Feature Partitioning for Robust Tree Ensembles and their Certification in Adversarial Scenarios
This addresses the problem of adversarial robustness in machine learning for security-critical applications, offering a novel approach to enhance model resilience.
The paper tackles the vulnerability of machine learning models to evasion attacks by proposing a model-agnostic strategy that builds robust ensembles through feature partitioning, guaranteeing that most models remain unaffected by attackers. Experimental results on public datasets show it outperforms state-of-the-art adversarial learning algorithms against evasion attacks.
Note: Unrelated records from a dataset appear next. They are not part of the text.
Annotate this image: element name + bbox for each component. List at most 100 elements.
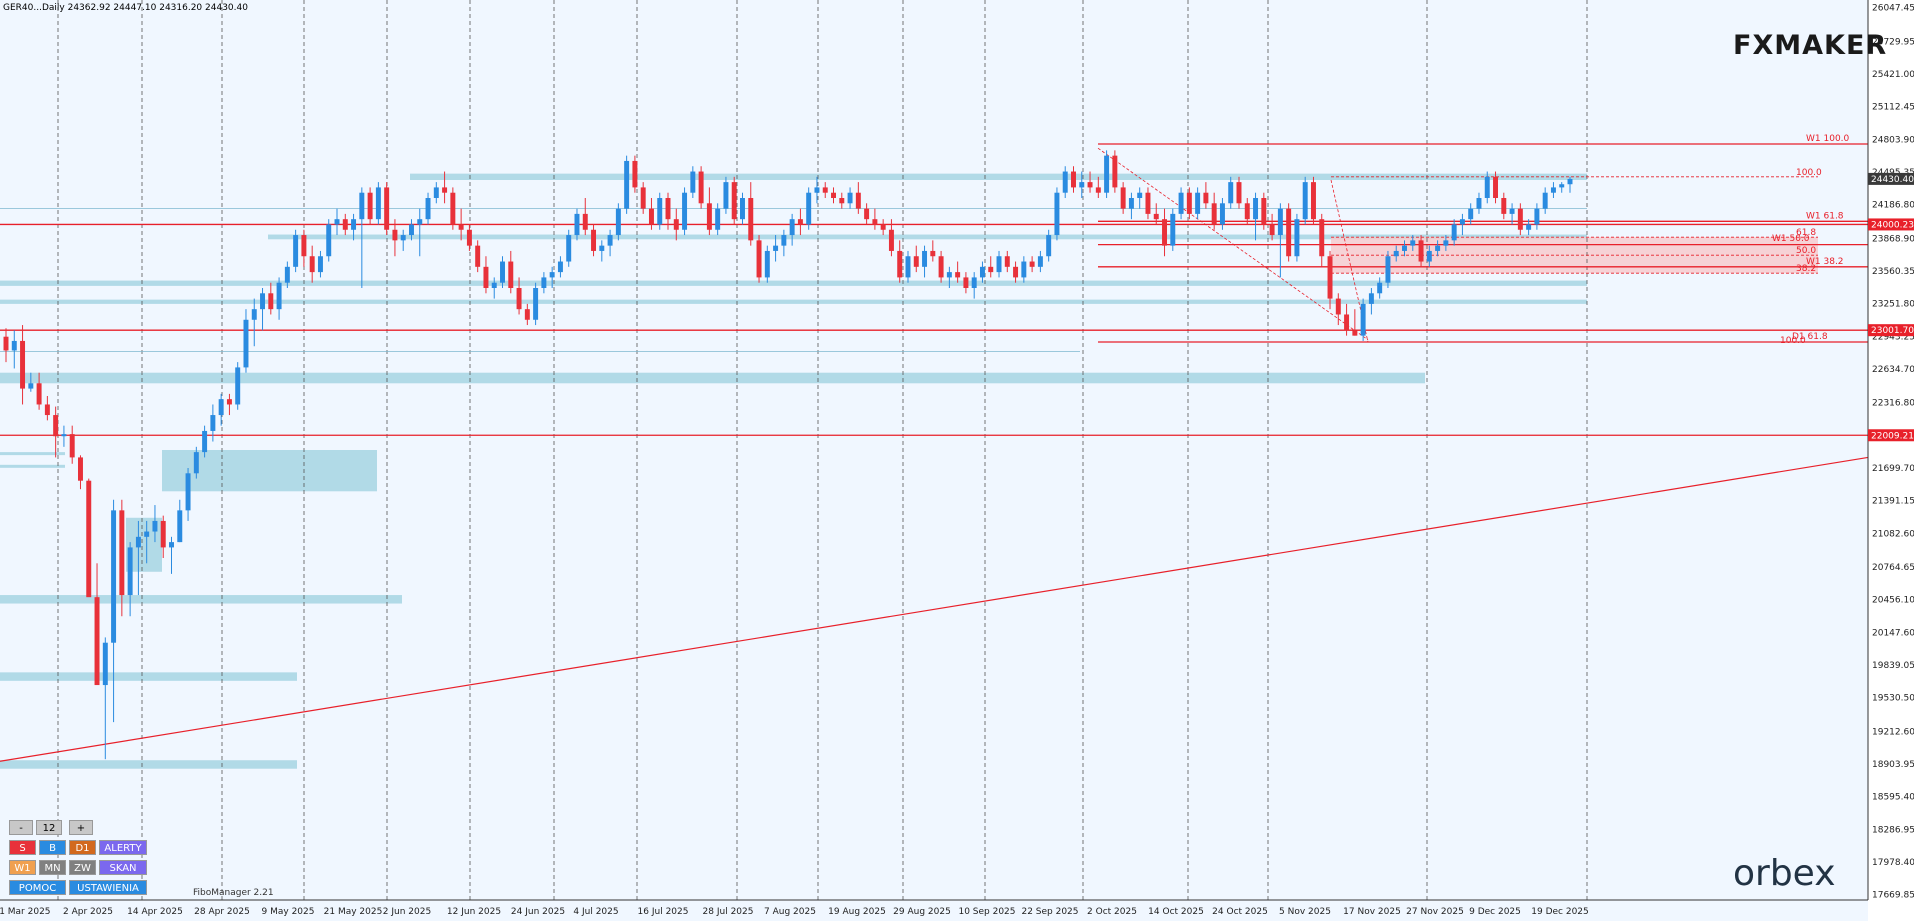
fxmaker-logo: FXMAKER xyxy=(1733,30,1888,61)
candle xyxy=(1037,250,1043,273)
candle-body xyxy=(458,224,464,230)
sell-button[interactable]: S xyxy=(9,840,36,855)
candle xyxy=(1029,256,1035,273)
candle xyxy=(979,261,985,283)
candle xyxy=(442,171,448,204)
timeframe-w1-button[interactable]: W1 xyxy=(9,860,36,875)
candle xyxy=(1236,176,1242,209)
timeframe-mn-button[interactable]: MN xyxy=(39,860,66,875)
candle-body xyxy=(1145,192,1151,214)
candle xyxy=(69,425,75,464)
help-button[interactable]: POMOC xyxy=(9,880,66,895)
candle-body xyxy=(1004,256,1010,267)
candle-body xyxy=(1426,250,1432,262)
price-tick-labels: 26047.45 25729.95 25421.00 25112.45 24803.90… xyxy=(1872,4,1914,901)
candle-body xyxy=(690,171,696,193)
date-tick: 22 Sep 2025 xyxy=(1021,907,1078,917)
sr-zone xyxy=(410,173,1587,180)
candle-body xyxy=(624,160,630,209)
candle-body xyxy=(392,229,398,241)
candle xyxy=(1319,213,1325,267)
candle-body xyxy=(1550,187,1556,193)
candle xyxy=(557,256,563,278)
candle-body xyxy=(367,192,373,220)
candle xyxy=(740,192,745,225)
trendline xyxy=(0,456,1869,762)
symbol-info: GER40...Daily 24362.92 24447.10 24316.20… xyxy=(3,3,248,13)
candle xyxy=(1211,192,1217,230)
candle-body xyxy=(317,256,323,273)
candle-body xyxy=(193,452,199,474)
zw-button[interactable]: ZW xyxy=(69,860,96,875)
candle-body xyxy=(1327,256,1333,299)
candle xyxy=(806,187,812,230)
candle-body xyxy=(44,404,50,416)
candle-body xyxy=(326,224,332,257)
candle-body xyxy=(814,187,820,193)
scan-button[interactable]: SKAN xyxy=(99,860,147,875)
candle xyxy=(202,425,208,458)
candle-body xyxy=(111,510,117,643)
symbol-name: GER40...Daily xyxy=(3,3,65,13)
candle-body xyxy=(36,383,42,405)
fibo-dashed-label: 38.2 xyxy=(1796,264,1816,274)
candle xyxy=(1443,235,1449,251)
price-tick: 24186.80 xyxy=(1872,201,1914,211)
zoom-minus-button[interactable]: - xyxy=(9,820,33,835)
candle xyxy=(500,256,505,288)
date-tick: 17 Nov 2025 xyxy=(1343,907,1401,917)
candle-body xyxy=(309,256,315,273)
candle xyxy=(185,468,191,521)
price-tick: 17978.40 xyxy=(1872,858,1914,868)
candle-body xyxy=(135,536,141,548)
candle-body xyxy=(20,340,26,389)
candle xyxy=(665,192,671,230)
candle-body xyxy=(955,272,961,278)
zoom-plus-button[interactable]: + xyxy=(69,820,93,835)
candle-body xyxy=(466,229,472,246)
fibo-label: W1 38.2 xyxy=(1806,257,1844,267)
candle-body xyxy=(582,213,588,230)
candle-body xyxy=(1509,208,1515,214)
candle-body xyxy=(1170,213,1176,246)
candle xyxy=(1095,176,1101,198)
date-tick: 28 Jul 2025 xyxy=(703,907,754,917)
candle xyxy=(756,235,762,283)
price-tick: 23251.80 xyxy=(1872,300,1914,310)
settings-button[interactable]: USTAWIENIA xyxy=(69,880,147,895)
timeframe-d1-button[interactable]: D1 xyxy=(69,840,96,855)
candle-body xyxy=(351,219,357,230)
candle-body xyxy=(1319,219,1325,257)
orbex-logo: orbex xyxy=(1733,853,1836,894)
candle xyxy=(1286,203,1292,262)
price-tag-bg xyxy=(1868,324,1914,337)
candle-body xyxy=(1335,298,1341,315)
candle-body xyxy=(1302,182,1308,220)
candle-body xyxy=(251,309,257,320)
candle-body xyxy=(566,235,572,262)
candle-body xyxy=(119,510,125,596)
candle-body xyxy=(450,192,456,225)
candle-body xyxy=(1062,171,1068,193)
candle-body xyxy=(1095,187,1101,193)
candle xyxy=(839,192,845,209)
candle xyxy=(1079,171,1085,198)
candle-body xyxy=(632,160,638,188)
dashed-trendline xyxy=(1330,179,1369,343)
price-tick: 25421.00 xyxy=(1872,70,1914,80)
candle xyxy=(301,229,307,267)
buy-button[interactable]: B xyxy=(39,840,66,855)
fibo-dashed-label: 100.0 xyxy=(1796,168,1822,178)
alerts-button[interactable]: ALERTY xyxy=(99,840,147,855)
candle-body xyxy=(773,245,779,251)
candle-body xyxy=(1112,155,1118,188)
candle-body xyxy=(475,245,481,267)
candle-body xyxy=(359,192,365,220)
candle xyxy=(1004,250,1010,273)
candle xyxy=(864,203,870,225)
sr-zone xyxy=(0,760,297,769)
price-tags: 24430.40 24000.23 23001.70 22009.21 xyxy=(1868,172,1914,442)
candle-body xyxy=(500,261,505,283)
price-tick: 25112.45 xyxy=(1872,103,1914,113)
Machine learning algorithms, however effective, are known to be vulnerable in adversarial scenarios where a malicious user may inject manipulated instances. In this work we focus on evasion attacks, where a model is trained in a safe environment and exposed to attacks at test time. The attacker aims at finding a minimal perturbation of a test instance that changes the model outcome. We propose a model-agnostic strategy that builds a robust ensemble by training its basic models on feature-based partitions of the given dataset. Our algorithm guarantees that the majority of the models in the ensemble cannot be affected by the attacker. We experimented the proposed strategy on decision tree ensembles, and we also propose an approximate certification method for tree ensembles that efficiently assess the minimal accuracy of a forest on a given dataset avoiding the costly computation of evasion attacks. Experimental evaluation on publicly available datasets shows that proposed strategy outperforms state-of-the-art adversarial learning algorithms against evasion attacks.